With an Israeli siege depriving Gazans of basic needs like food, water and electricity, some Doha residents are living in fear and worry for their loved ones trapped in the Palestinian territory.
“Your teta (grandma) is dying, your teta is dying.”
Maha, whose grandmother is a Qatar resident, recounted to Doha News her dad’s reaction to his mother not replying for three hours a few days back, when Gazans still had access to the internet.
Maha’s grandmother is among a handful of Palestinian Qatar residents who found themselves stuck in Gaza because of the Israeli attacks, away from their families in Doha, after going to Gaza.
“It was the first time I heard my dad cry like this since my grandpa passed away about 15 years ago,” she continued. “We reached out to everyone we knew to seek help for her, but it was out of our hands.”
Her grandmother had flown to Gaza on September 28 via Egypt for her annual visit to see family.
When the Israeli attacks started, two buildings near her family’s home were levelled to the ground, leaving her no choice but to flee south to Khan Younis, near the Rafah border.
Protests erupted across the Arab world, including near the US embassy in Lebanon, and even Palestinian security forces faced demonstrators’ rage in Ramallah.
“Everyone is living in tears,” Maha said. “No one can eat or sleep. We are all terrified of sleeping, not knowing what news we might wake up to.”
Communication became scarce. The family lost contact with her grandmother after Israel cut off electricity and internet in the Gaza Strip.
“If her phone ran out of charge, she had to go to the hospital to charge it,” said Maha.
“We are all living in fear. My dad, my uncles, and aunts can’t sleep at night. We took turns calling her every hour to check up on her.”
Despite being on a Jordanian ministry of exterior list, her grandmother waited at the border for four hours to no avail a few days back, when some Jordanian passport holders were promised to be evacuated.
“They didn’t allow anyone to leave, so we asked her to go back to my dad’s friend’s house,” Maha added. “The next day, she went to the hospital near the house to charge her phone and update us, as there was no electricity elsewhere.”
At least 3,785 Palestinians have been killed in the ongoing Israeli airstrikes on the Gaza Strip, the Health Ministry in Gaza said on Thursday, putting the number of injuries at 13,750.
Thirteen days into the Israeli assault, over one million people — almost half of Gaza’s total population — have been displaced, according to the UN Relief and Works Agency for Palestine Refugees in the Near East (UNRWA).
The events commenced after Hamas launched Operation Al-Aqsa Flood on October 7, a multi-pronged surprise attack in retaliation for the storming of the Al-Aqsa Mosque and increased violence by Israeli settlers.
Israel ordered a complete siege on Gaza since the start of its deadly war on the Palestinian territory, exacerbating the struggle of the area’s 2.3 million population. Gaza has already been living under an Israeli air, land and sea blockade since 2007 that turned it into what has been widely described as “the world’s largest open-air prison”.

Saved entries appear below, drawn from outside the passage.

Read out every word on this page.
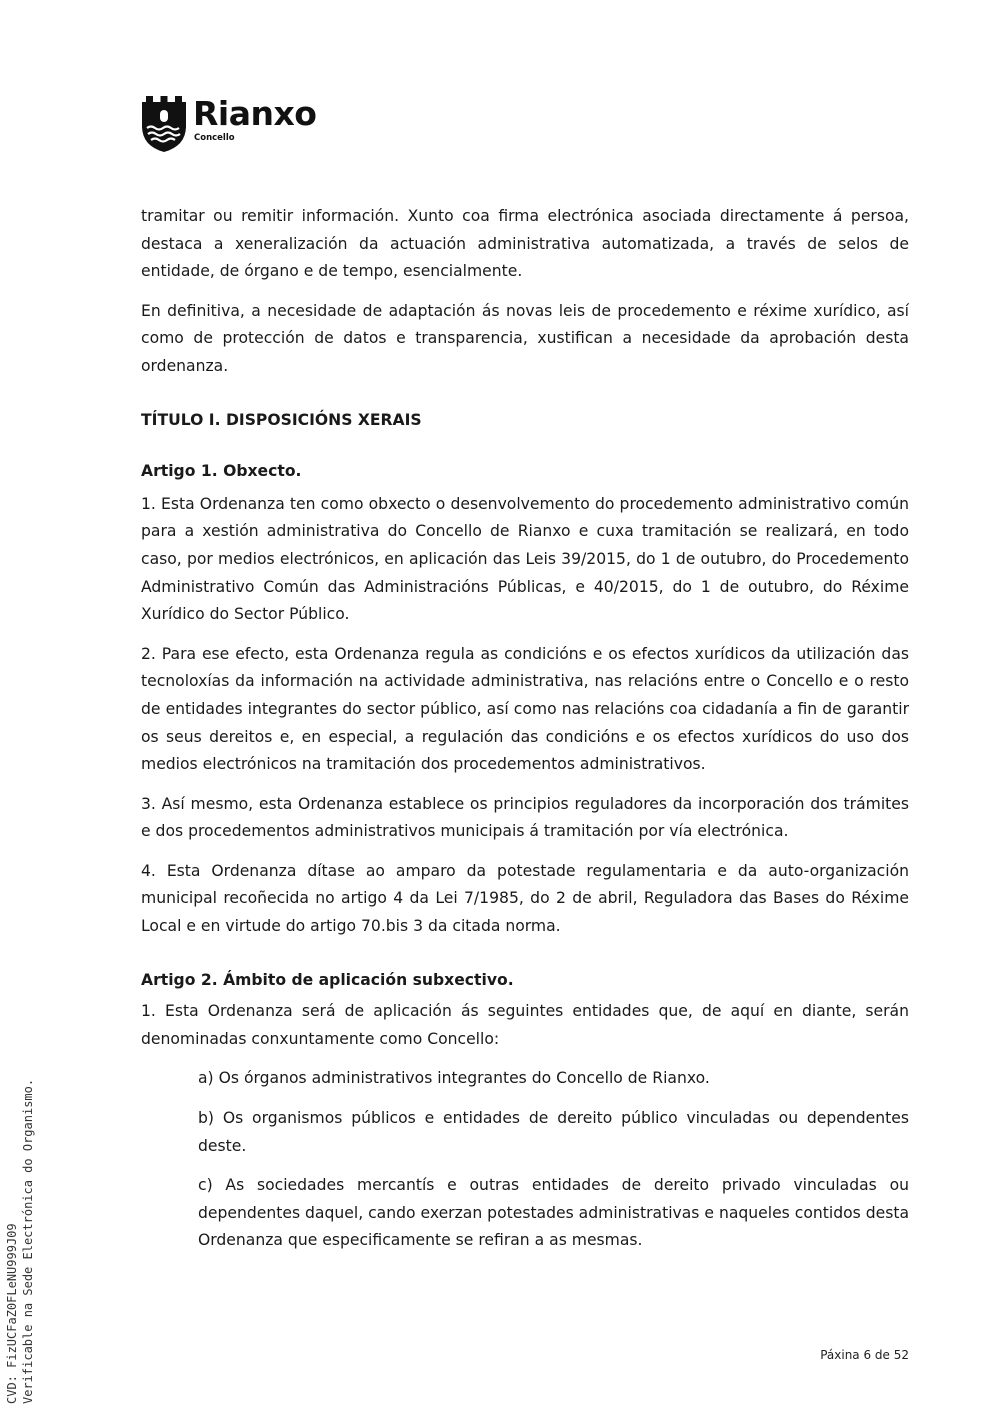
Rianxo
Concello

tramitar ou remitir información. Xunto coa firma electrónica asociada directamente á persoa, destaca a xeneralización da actuación administrativa automatizada, a través de selos de entidade, de órgano e de tempo, esencialmente.

En definitiva, a necesidade de adaptación ás novas leis de procedemento e réxime xurídico, así como de protección de datos e transparencia, xustifican a necesidade da aprobación desta ordenanza.

TÍTULO I. DISPOSICIÓNS XERAIS
Artigo 1. Obxecto.

1. Esta Ordenanza ten como obxecto o desenvolvemento do procedemento administrativo común para a xestión administrativa do Concello de Rianxo e cuxa tramitación se realizará, en todo caso, por medios electrónicos, en aplicación das Leis 39/2015, do 1 de outubro, do Procedemento Administrativo Común das Administracións Públicas, e 40/2015, do 1 de outubro, do Réxime Xurídico do Sector Público.

2. Para ese efecto, esta Ordenanza regula as condicións e os efectos xurídicos da utilización das tecnoloxías da información na actividade administrativa, nas relacións entre o Concello e o resto de entidades integrantes do sector público, así como nas relacións coa cidadanía a fin de garantir os seus dereitos e, en especial, a regulación das condicións e os efectos xurídicos do uso dos medios electrónicos na tramitación dos procedementos administrativos.

3. Así mesmo, esta Ordenanza establece os principios reguladores da incorporación dos trámites e dos procedementos administrativos municipais á tramitación por vía electrónica.

4. Esta Ordenanza dítase ao amparo da potestade regulamentaria e da auto-organización municipal recoñecida no artigo 4 da Lei 7/1985, do 2 de abril, Reguladora das Bases do Réxime Local e en virtude do artigo 70.bis 3 da citada norma.

Artigo 2. Ámbito de aplicación subxectivo.

1. Esta Ordenanza será de aplicación ás seguintes entidades que, de aquí en diante, serán denominadas conxuntamente como Concello:

a) Os órganos administrativos integrantes do Concello de Rianxo.

b) Os organismos públicos e entidades de dereito público vinculadas ou dependentes deste.

c) As sociedades mercantís e outras entidades de dereito privado vinculadas ou dependentes daquel, cando exerzan potestades administrativas e naqueles contidos desta Ordenanza que especificamente se refiran a as mesmas.

Páxina 6 de 52
CVD: FizUCFaZ0FLeNU999J09 Verificable na Sede Electrónica do Organismo.
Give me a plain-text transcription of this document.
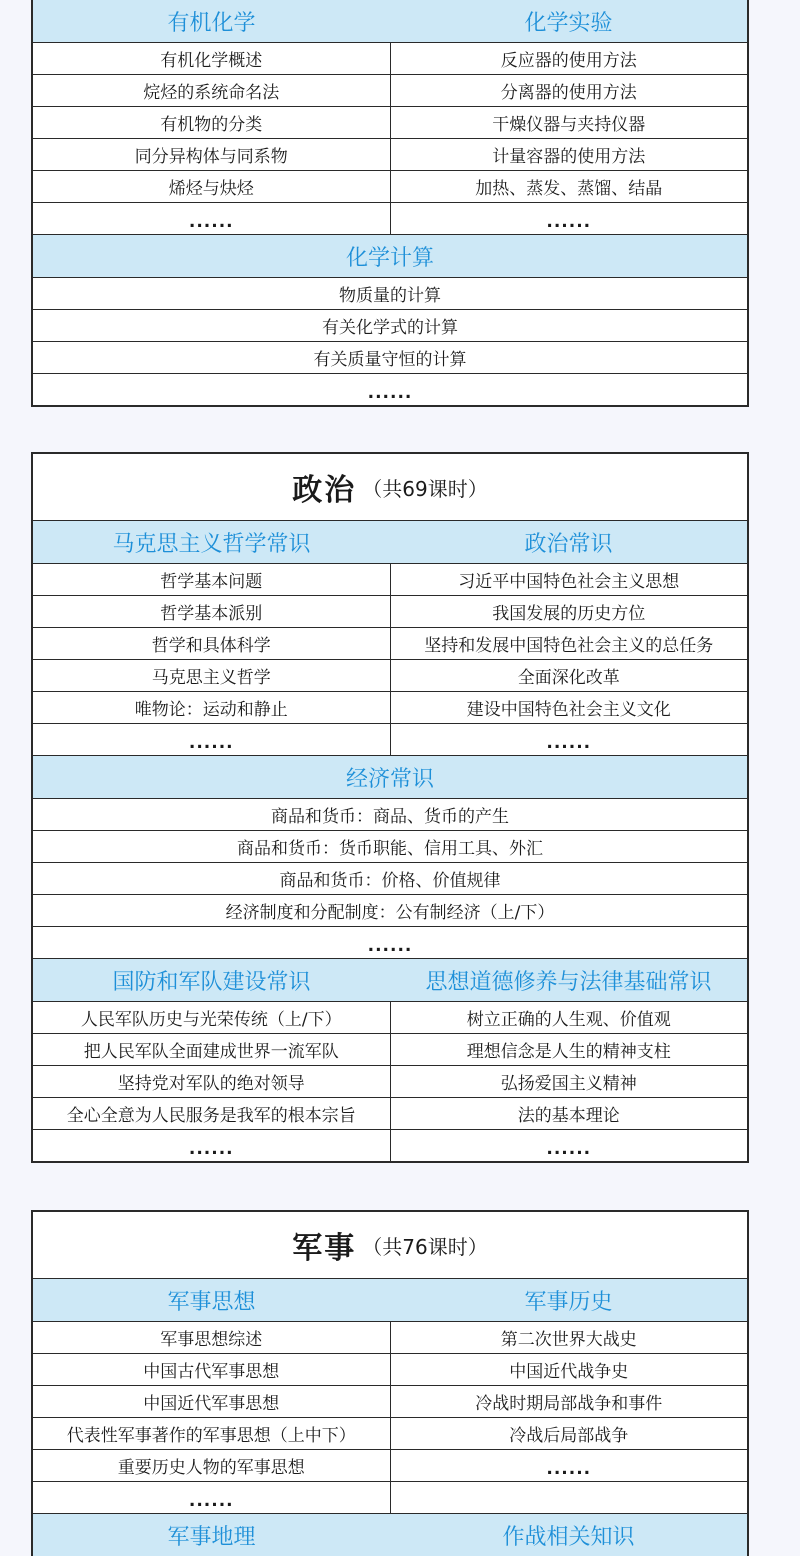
有机化学	化学实验
有机化学概述	反应器的使用方法
烷烃的系统命名法	分离器的使用方法
有机物的分类	干燥仪器与夹持仪器
同分异构体与同系物	计量容器的使用方法
烯烃与炔烃	加热、蒸发、蒸馏、结晶
......	......
化学计算
物质量的计算
有关化学式的计算
有关质量守恒的计算
......
政治 （共69课时）
马克思主义哲学常识	政治常识
哲学基本问题	习近平中国特色社会主义思想
哲学基本派别	我国发展的历史方位
哲学和具体科学	坚持和发展中国特色社会主义的总任务
马克思主义哲学	全面深化改革
唯物论：运动和静止	建设中国特色社会主义文化
......	......
经济常识
商品和货币：商品、货币的产生
商品和货币：货币职能、信用工具、外汇
商品和货币：价格、价值规律
经济制度和分配制度：公有制经济（上/下）
......
国防和军队建设常识	思想道德修养与法律基础常识
人民军队历史与光荣传统（上/下）	树立正确的人生观、价值观
把人民军队全面建成世界一流军队	理想信念是人生的精神支柱
坚持党对军队的绝对领导	弘扬爱国主义精神
全心全意为人民服务是我军的根本宗旨	法的基本理论
......	......
军事 （共76课时）
军事思想	军事历史
军事思想综述	第二次世界大战史
中国古代军事思想	中国近代战争史
中国近代军事思想	冷战时期局部战争和事件
代表性军事著作的军事思想（上中下）	冷战后局部战争
重要历史人物的军事思想	......
......
军事地理	作战相关知识
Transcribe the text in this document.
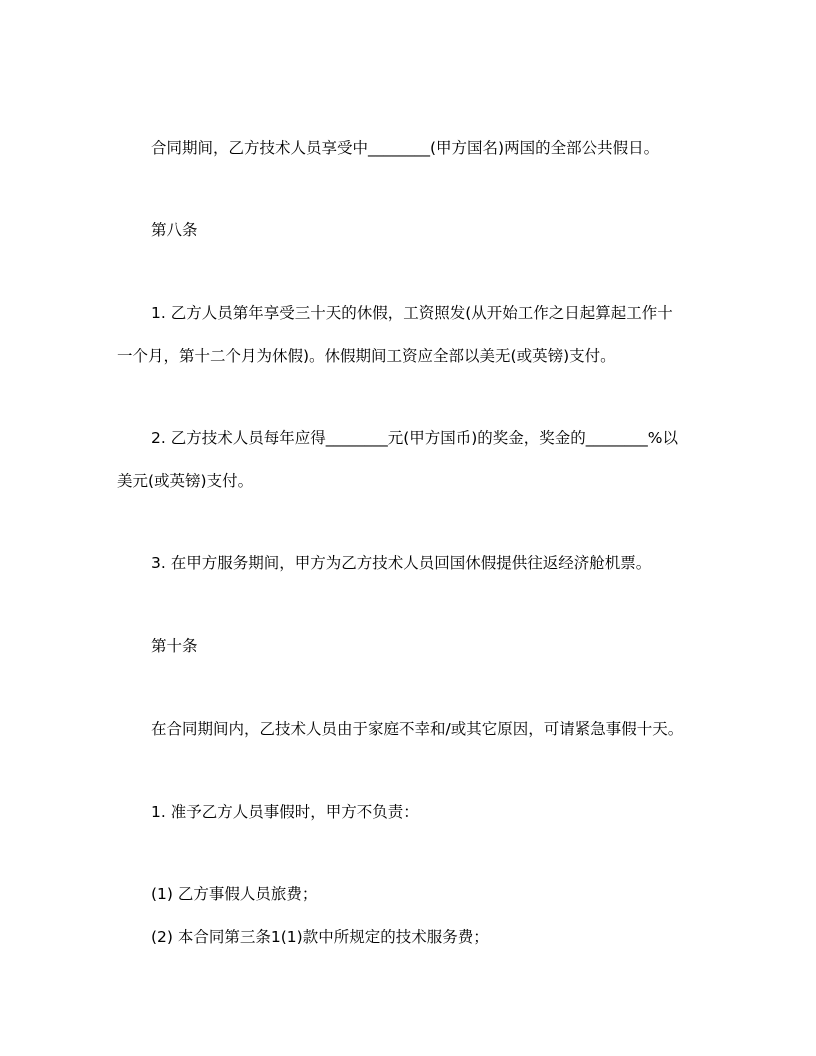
合同期间，乙方技术人员享受中________(甲方国名)两国的全部公共假日。
第八条
1. 乙方人员第年享受三十天的休假，工资照发(从开始工作之日起算起工作十
一个月，第十二个月为休假)。休假期间工资应全部以美无(或英镑)支付。
2. 乙方技术人员每年应得________元(甲方国币)的奖金，奖金的________%以
美元(或英镑)支付。
3. 在甲方服务期间，甲方为乙方技术人员回国休假提供往返经济舱机票。
第十条
在合同期间内，乙技术人员由于家庭不幸和/或其它原因，可请紧急事假十天。
1. 准予乙方人员事假时，甲方不负责：
(1) 乙方事假人员旅费；
(2) 本合同第三条1(1)款中所规定的技术服务费；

The complete blockade was announced amid the ongoing Israeli bombardment of Gaza that has killed at least 3,785 Palestinians, including at least 1,200 children—who represent a third of the total casualties.
The blockade has been widely slammed as a form of “collective punishment” on Palestinians.
Since the escalations, hundreds of dual nationals have flocked to the only border crossing not controlled by Israel in a desperate bid to flee Israeli aggression.
The Israeli occupation forces (IOF) have attacked the Egypt-Gaza Rafah crossing at least three times since last week, destroying much of the infrastructure on the Palestinian side.
On Monday, Egyptian Foreign Minister Sameh Shoukry revealed that his country sought to keep the Rafah crossing open but Israel had prevented it from its side. Egypt has called on potential donors to instead deliver aid to Egypt’s Al Arish International Airport, where other aid flights have already landed.
Tonnes of foreign aid has been stacking up in trucks in Egypt’s Sinai awaiting to enter Gaza through the Rafah crossing.
Israel said that it will not stop humanitarian aid from entering Gaza through Egypt in response to the demands of United States President Joe Biden on Wednesday, though it will maintain a complete siege on the Strip.
The decision was announced by Israeli Prime Minister Benjamin Netanyahu on Wednesday moments after Biden concluded his visit to Tel Aviv.
“In light of President Biden’s demand, Israel will not thwart humanitarian supplies from Egypt as long as it is only food, water and medicine for the civilian population in the southern Gaza Strip,” Netanyahu said in a statement.
The Israeli leader added that he will “not allow any humanitarian aid from its territory to the Gaza Strip” as long as the hostages are not released.
Shortly after Netanyahu’s statement, Biden said that up to 20 trucks would be granted entry to the Rafah crossing from Egypt on Friday. However, the delivery of humanitarian aid does not mean the lifting of the blockade.